The plaintiff filed a federal lawsuit alleging gender discrimination and retaliation. He complained that the hotel’s policy was discriminatory because it was not equally applied to both genders. He also claimed that the hotel selectively enforced the policy, permitting women to have “streaked” hair, which was also a violation of the policy. His final claim was that he was retaliated against for complaining about discrimination.
Differing Standards Can Be OK…
The hotel asked the court to dismiss all claims, but the federal judge hearing the case decided that the former employee could proceed, in part, with his complaint. The judge dismissed the gender discrimination claims about the policy differences, noting that under Title VII and New York law, it is “well established that employers can prescribe different grooming standards for male and female employees, including those standards concerning hair length.” Differences according to gender are acceptable so long as the requirements do not place a greater burden on one gender.
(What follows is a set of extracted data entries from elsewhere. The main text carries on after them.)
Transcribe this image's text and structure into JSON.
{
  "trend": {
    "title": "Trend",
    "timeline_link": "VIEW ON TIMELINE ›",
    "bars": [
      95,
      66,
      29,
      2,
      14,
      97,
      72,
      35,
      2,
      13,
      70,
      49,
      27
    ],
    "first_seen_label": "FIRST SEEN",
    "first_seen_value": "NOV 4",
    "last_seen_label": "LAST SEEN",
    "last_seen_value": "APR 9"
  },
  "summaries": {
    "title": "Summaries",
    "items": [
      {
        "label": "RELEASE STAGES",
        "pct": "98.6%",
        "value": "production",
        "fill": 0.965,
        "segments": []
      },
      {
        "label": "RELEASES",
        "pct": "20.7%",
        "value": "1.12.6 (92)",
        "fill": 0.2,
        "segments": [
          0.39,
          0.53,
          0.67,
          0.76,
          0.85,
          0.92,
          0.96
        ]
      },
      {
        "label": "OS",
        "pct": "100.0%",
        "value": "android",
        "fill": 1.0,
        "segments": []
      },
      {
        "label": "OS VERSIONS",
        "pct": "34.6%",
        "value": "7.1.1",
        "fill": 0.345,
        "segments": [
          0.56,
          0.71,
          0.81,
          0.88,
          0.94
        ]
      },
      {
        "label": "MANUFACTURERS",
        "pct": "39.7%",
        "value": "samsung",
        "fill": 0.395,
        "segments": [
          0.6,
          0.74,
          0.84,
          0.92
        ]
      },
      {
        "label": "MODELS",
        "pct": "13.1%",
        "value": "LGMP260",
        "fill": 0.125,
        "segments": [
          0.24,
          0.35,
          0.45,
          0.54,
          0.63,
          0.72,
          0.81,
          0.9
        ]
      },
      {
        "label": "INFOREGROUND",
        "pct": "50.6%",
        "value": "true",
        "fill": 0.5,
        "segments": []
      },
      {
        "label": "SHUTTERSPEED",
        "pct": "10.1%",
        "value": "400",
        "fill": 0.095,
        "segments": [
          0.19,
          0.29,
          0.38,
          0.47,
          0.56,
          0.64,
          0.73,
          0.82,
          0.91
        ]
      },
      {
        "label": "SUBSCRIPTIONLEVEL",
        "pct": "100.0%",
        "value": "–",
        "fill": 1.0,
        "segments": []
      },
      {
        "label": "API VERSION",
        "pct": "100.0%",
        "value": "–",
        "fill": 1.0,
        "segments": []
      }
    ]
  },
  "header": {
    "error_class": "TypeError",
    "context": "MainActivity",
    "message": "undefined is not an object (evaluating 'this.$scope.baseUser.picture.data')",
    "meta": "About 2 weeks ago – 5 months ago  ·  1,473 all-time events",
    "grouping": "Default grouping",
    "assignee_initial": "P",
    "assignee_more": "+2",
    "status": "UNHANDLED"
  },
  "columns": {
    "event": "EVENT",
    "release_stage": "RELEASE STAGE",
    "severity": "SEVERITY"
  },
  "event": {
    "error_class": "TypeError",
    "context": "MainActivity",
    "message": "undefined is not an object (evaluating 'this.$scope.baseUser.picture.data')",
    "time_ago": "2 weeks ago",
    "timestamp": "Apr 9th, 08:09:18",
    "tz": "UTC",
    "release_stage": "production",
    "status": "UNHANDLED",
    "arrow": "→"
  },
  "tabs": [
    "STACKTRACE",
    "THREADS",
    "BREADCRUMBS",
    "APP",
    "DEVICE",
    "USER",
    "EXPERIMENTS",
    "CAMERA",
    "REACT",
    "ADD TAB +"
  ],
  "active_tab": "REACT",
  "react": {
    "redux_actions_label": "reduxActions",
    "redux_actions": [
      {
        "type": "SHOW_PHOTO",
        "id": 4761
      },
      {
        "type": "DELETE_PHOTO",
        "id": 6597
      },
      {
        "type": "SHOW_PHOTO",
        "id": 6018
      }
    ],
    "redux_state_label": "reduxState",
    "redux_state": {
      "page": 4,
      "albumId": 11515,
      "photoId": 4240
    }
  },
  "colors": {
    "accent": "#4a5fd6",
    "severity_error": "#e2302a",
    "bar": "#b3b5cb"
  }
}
…But Selective Enforcement Is Not
But the court refused to dismiss the discrimination claims based on selective enforcement of the policy. The court found that the employee presented adequate evidence that the hotel’s hair policy was selectively enforced in a manner that discriminates against male employees.
The court made it clear that appearance policies must be “enforced even-handedly between men and women, even though the specific requirements may differ.” The hotel’s policy stated that “beaded, braided or streaked hair is not permitted. Color should be maintained at neutral tones.” Although the hotel argued that the women who had streaked hair in violation of the policy met the “natural-looking” requirement, the court accepted the employee’s argument that the plain language of the hair policy did not require that streaks be extreme in order to violate the policy.
The court also allowed the employee to proceed with his retaliation claim, ruling that he presented adequate evidence that he was fired after complaining about the alleged discriminatory selective enforcement of the policy.
Lessons To Be Learned
Although you are well within your rights to set limits and restrictions on employee dress and appearance, you should be cautious of some potential pitfalls with such policies, including claims for gender, religion, national origin, race and disability discrimination claims.
In this regard, you should carefully consider and address employee complaints that the policy interferes with their rights, is being more strictly enforced against one gender and not the other, as well as requests for and complaints about accommodations for religious beliefs and disabilities.